Fig. 6: Characterization of CUL5 KO primary human CD8⁺ T cells.

a Western blot analysis of CUL5 expression in primary human CD8⁺ T cells with NC (Black) or CUL5 KO (Red). Quantification of CUL5 protein levels normalized against GAPDH is shown (Bottom; n = 3; Two-sided unpaired t-test). b Flow cytometry analysis of GZMB expression in NC or CUL5 KO primary human CD8⁺ T cells before (Left) or after (Right) 6-hour anti-CD3 plus anti-CD28 stimulation.
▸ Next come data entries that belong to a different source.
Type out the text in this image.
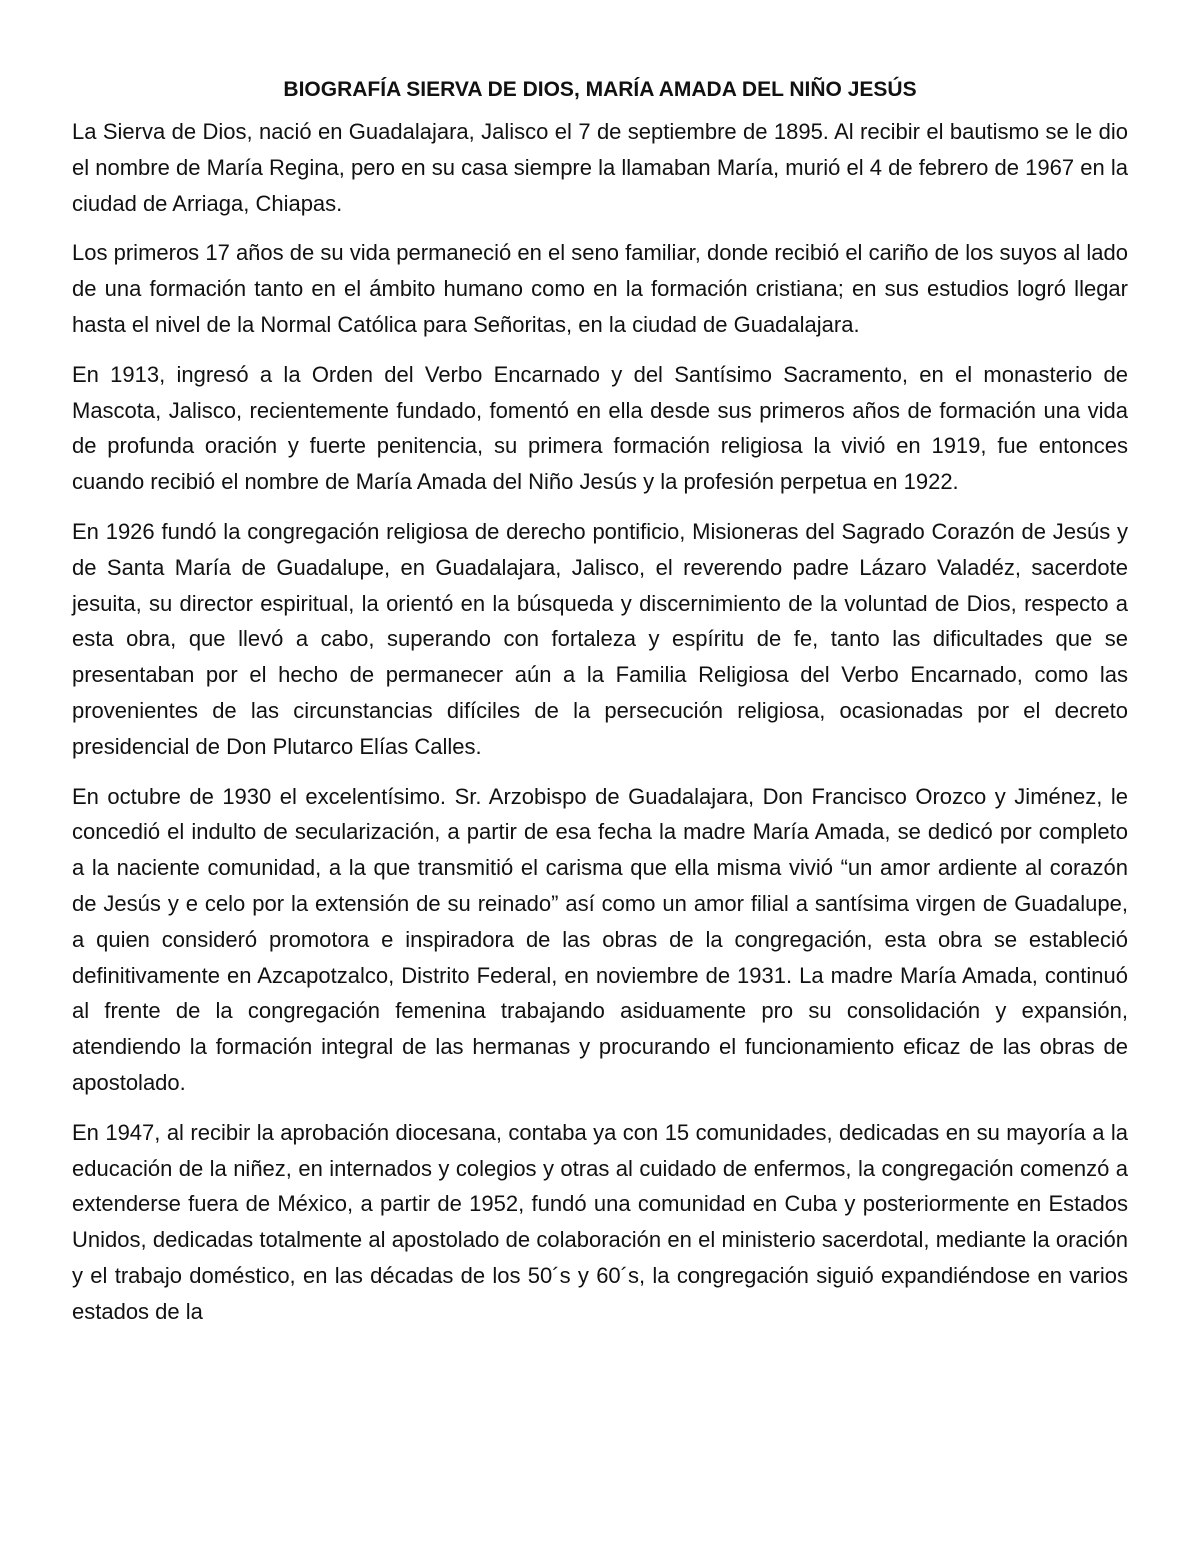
BIOGRAFÍA SIERVA DE DIOS, MARÍA AMADA DEL NIÑO JESÚS

La Sierva de Dios, nació en Guadalajara, Jalisco el 7 de septiembre de 1895. Al recibir el bautismo se le dio el nombre de María Regina, pero en su casa siempre la llamaban María, murió el 4 de febrero de 1967 en la ciudad de Arriaga, Chiapas.

Los primeros 17 años de su vida permaneció en el seno familiar, donde recibió el cariño de los suyos al lado de una formación tanto en el ámbito humano como en la formación cristiana; en sus estudios logró llegar hasta el nivel de la Normal Católica para Señoritas, en la ciudad de Guadalajara.

En 1913, ingresó a la Orden del Verbo Encarnado y del Santísimo Sacramento, en el monasterio de Mascota, Jalisco, recientemente fundado, fomentó en ella desde sus primeros años de formación una vida de profunda oración y fuerte penitencia, su primera formación religiosa la vivió en 1919, fue entonces cuando recibió el nombre de María Amada del Niño Jesús y la profesión perpetua en 1922.

En 1926 fundó la congregación religiosa de derecho pontificio, Misioneras del Sagrado Corazón de Jesús y de Santa María de Guadalupe, en Guadalajara, Jalisco, el reverendo padre Lázaro Valadéz, sacerdote jesuita, su director espiritual, la orientó en la búsqueda y discernimiento de la voluntad de Dios, respecto a esta obra, que llevó a cabo, superando con fortaleza y espíritu de fe, tanto las dificultades que se presentaban por el hecho de permanecer aún a la Familia Religiosa del Verbo Encarnado, como las provenientes de las circunstancias difíciles de la persecución religiosa, ocasionadas por el decreto presidencial de Don Plutarco Elías Calles.

En octubre de 1930 el excelentísimo. Sr. Arzobispo de Guadalajara, Don Francisco Orozco y Jiménez, le concedió el indulto de secularización, a partir de esa fecha la madre María Amada, se dedicó por completo a la naciente comunidad, a la que transmitió el carisma que ella misma vivió “un amor ardiente al corazón de Jesús y e celo por la extensión de su reinado” así como un amor filial a santísima virgen de Guadalupe, a quien consideró promotora e inspiradora de las obras de la congregación, esta obra se estableció definitivamente en Azcapotzalco, Distrito Federal, en noviembre de 1931. La madre María Amada, continuó al frente de la congregación femenina trabajando asiduamente pro su consolidación y expansión, atendiendo la formación integral de las hermanas y procurando el funcionamiento eficaz de las obras de apostolado.

En 1947, al recibir la aprobación diocesana, contaba ya con 15 comunidades, dedicadas en su mayoría a la educación de la niñez, en internados y colegios y otras al cuidado de enfermos, la congregación comenzó a extenderse fuera de México, a partir de 1952, fundó una comunidad en Cuba y posteriormente en Estados Unidos, dedicadas totalmente al apostolado de colaboración en el ministerio sacerdotal, mediante la oración y el trabajo doméstico, en las décadas de los 50´s y 60´s, la congregación siguió expandiéndose en varios estados de la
Data are shown in bar chart (Top) as mean ± SEM (Two-sided unpaired t-test, n = 3). c Flow cytometry analysis of IFNG⁺ cells and expression in NC (Black) or CUL5 KO (Red) primary human CD8⁺ T cells after 6-hour anti-CD3 plus anti-CD28 stimulation. Data are shown in bar chart (Top) as mean ± SEM (Two-sided unpaired t-test, n = 3). d, e Flow cytometry analysis of d, GZMB expression as MFI and e, IFNG expression as positive % in total (Left) and MFI in positive population (Right) in NC (Black) or CUL5 KO (Red) primary human CD8⁺ T cells transduced with CAR-CD19 after 6-hour co-culture with NALM6 B cell line. Data are shown in bar chart (Top) as mean ± SEM (Two-sided unpaired t-test, n = 3) and as representative histogram (d, Bottom) or scatter plot (e, Bottom).. f In vitro killing assay of NC (Black) or CUL5 KO (Red) CAR-CD19 primary human CD8⁺ T cells co-cultured with NALM6 B cell line overnight. E:T, T cell to NALM6 B cell ratios. The data presented as % of killing (mean ± SEM; Two-way Anova with Sidak correction, n = 3). g Flow cytometry analysis of CTLA4 expression in NC or CUL5 KO primary human CD8⁺ T cells 2-day post anti-CD3 plus anti-CD28 stimulation. Data are shown as mean ± SEM (Two-sided unpaired t-test, n = 3). h–j TIDE analyses of CUL5 expression correlation with T cell dysfunction signatures and survival benefits in patients with h, ovarian cancer, i, leukemia and j, melanoma. (Left panels: patients with high CUL5 expression; Right panels: patients with low CUL5 expression). Datum points represent biological replicates.